L’ouvrage du Four à Chaux a été construit entre 1930 et 1935 par la Compagnie Générale d’Orléans, par des ouvriers civils de différentes nationalités.

L’ouvrage tient son nom d’un ancien four à chaux qui existe jusqu’au moment de la construction. L’ouvrage est construit sur le versant d’une colline qui culmine à 268 mètres, et à environ 6,4 km de la plus proche frontière allemande.

 

Une caserne de « temps de paix » est également construite à proximité pour accueillir les équipages de l’ouvrage.

Dans sa plus grande longueur, ce sont près de 600 mètres qui séparent l’Entrée des Hommes des blocs les plus éloignés (bloc 5, blocs 3 et 4).

La caserne est dotée de chambrées équipées de lits superposés sur 3 niveaux pour 24 soldats par chambrée, mais des photos d’époques nous montrent clairement que des chambrées « de fortunes » avec des hamacs avaient été installées à d’autres endroits (salle des filtres, près des entrées, de l’usine électrique..). L'équipage normal compte 580 hommes dont 24 officiers et 79 sous-officiers.

C’est le 165ème Régiment d’Infanterie de Forteresse qui occupe l’ouvrage, ainsi que le 168ème Régiment d’Artillerie de Position, et le 15ème Régiment du Génie.

 

C’est un gros ouvrage composé de 6 blocs, artillerie et infanterie en plus des deux entrées, pour les hommes (EH), ainsi que pour les munitions (EM). Compte-tenu de la configuration du terrain, les deux entrées ne se situent pas sur le même plan. L’EH est située plus haut que l’EM. Il a donc fallu réaliser un plan incliné ascendant pour permettre aux munitions et matériels divers d’accéder au niveau du pied des blocs avec une profondeur raisonnable de 20 à 25 m.

 L’alimentation électrique est assurée par une ligne aérienne puis souterraine de 22 000 volts, mais en cas de soucis le fort dispose d’une usine électrique composée de 4 générateurs de 120 kw mus par des moteurs Sulzer de 160 cv.

Un puits artésien débitant 6m3 à l’heure assure l’alimentation en eau des citernes des différentes parties de l’ouvrage.

  • L’ouvrage pendant la guerre

L’ouvrage connaîtra plusieurs mobilisations au gré des tensions entre 1938 et 1939.

La mobilisation « pour de bon » à lieu le 24 août 1939. Pendant plusieurs mois c’est la « drôle de guerre », cette période pendant laquelle la guerre est déclarée, l’armée mobilisée, mais où il ne se passe rien, ou presque.

La vie s’organise dans l’ouvrage et la caserne du « temps de paix » située à proximité.

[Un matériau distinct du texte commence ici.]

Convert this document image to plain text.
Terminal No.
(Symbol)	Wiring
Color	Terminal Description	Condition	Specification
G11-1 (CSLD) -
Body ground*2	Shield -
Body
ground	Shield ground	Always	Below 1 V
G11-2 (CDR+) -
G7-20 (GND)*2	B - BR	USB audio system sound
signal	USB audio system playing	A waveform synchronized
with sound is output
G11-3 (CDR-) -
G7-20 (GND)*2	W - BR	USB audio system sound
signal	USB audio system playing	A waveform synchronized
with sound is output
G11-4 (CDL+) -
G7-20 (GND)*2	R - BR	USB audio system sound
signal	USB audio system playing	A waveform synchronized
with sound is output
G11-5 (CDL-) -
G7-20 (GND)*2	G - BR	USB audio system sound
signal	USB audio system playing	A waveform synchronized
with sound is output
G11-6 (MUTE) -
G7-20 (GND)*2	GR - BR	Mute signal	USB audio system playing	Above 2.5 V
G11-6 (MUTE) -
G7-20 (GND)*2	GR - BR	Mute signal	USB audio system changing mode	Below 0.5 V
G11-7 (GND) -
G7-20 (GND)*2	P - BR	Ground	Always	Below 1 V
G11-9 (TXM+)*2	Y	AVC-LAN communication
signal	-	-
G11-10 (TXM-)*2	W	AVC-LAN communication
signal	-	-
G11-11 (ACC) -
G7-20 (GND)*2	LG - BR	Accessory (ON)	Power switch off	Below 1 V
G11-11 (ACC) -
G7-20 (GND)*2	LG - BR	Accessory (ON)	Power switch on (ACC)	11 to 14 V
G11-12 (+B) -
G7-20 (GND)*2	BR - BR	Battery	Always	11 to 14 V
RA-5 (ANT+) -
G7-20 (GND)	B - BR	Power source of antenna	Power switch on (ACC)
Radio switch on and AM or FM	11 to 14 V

Les soldats qui ne sont pas  à leur poste de combat où aux travaux de l’ouvrage entretiennent jardins et vergers à proximité, améliorant l’ordinaire de fruits, viandes etc…

Un piano récupéré dans le village de Lembach évacué en septembre 1939 est installé dans l’ouvrage et servit pendant les offices religieux.

 

Quelques escarmouches se produisent au cours des premiers mois de 1940.

Le 18 janvier le bloc 2 expédie 80 obus de 75 sur un village allemand ou était stationnée une unité du Génie.

Le 17 mars, des grenades au gaz explosent près du bloc 6, déclenchant une alerte aux gaz, et la mise en alerte de l’ouvrage une nuit complète. Peut-être des éléments ennemis infiltrés qui auraient voulu tester la rapidité de réaction des défenseurs du fort ?

A partir du 10 mai 1940 l’armée allemande progresse à travers la Belgique, le Luxembourg, mais il s’agit d’un leurre pour que l’armée française se concentre face à ces frontières.

Des troupes très aguerries fondent vers Sedan, des centaines de blindés traversent en deux jours le massif des Ardennes jugé infranchissable pour des chars par l’Etat Major français…

Le 13 mai l’armée allemande traverse la Meuse malgré la résistance héroïque des troupes françaises dans des ouvrages bétonnés non terminés, mal équipés…La désorganisation et le chaos qui s’ensuit permettent aux troupes allemandes d’enfoncer le front rapidement.

Le 12 mai le Four à Chaux fait feu sur des troupes ennemies causant de lourdes pertes lors de la prise d’un poste d’observation à Wingen.

Le 13 mai le Bloc 2 ouvre le feu sur des unités ennemies. Il en est de même le 20 mai ou avec le Hochwald une compagnie allemande est mitraillée.

Le 12 juin ordre est donné de retirer les troupes d’intervalles vers l’arrière pour éviter de se retrouver pris en tenaille par les troupes ennemies. Les ouvrages se retrouvent donc seuls, sans soutien d’intervalles, face aux troupes ennemies.

Le Bloc 2 ouvre le feu sur des patrouilles allemandes les 15,16 et 17 juin 1940 du côté du Col de Gunsthal.

Le 18 juin la tourelle lance-bombes du Bloc 1 réduit au silence une batterie d’artillerie située au nord-ouest de Lembach et qui a pris pour cible le Bloc 5.

Ce même jour les blocs du Hochwald ouest ouvrent le feu sur le village de Lembach ou des troupes allemandes sont cachées.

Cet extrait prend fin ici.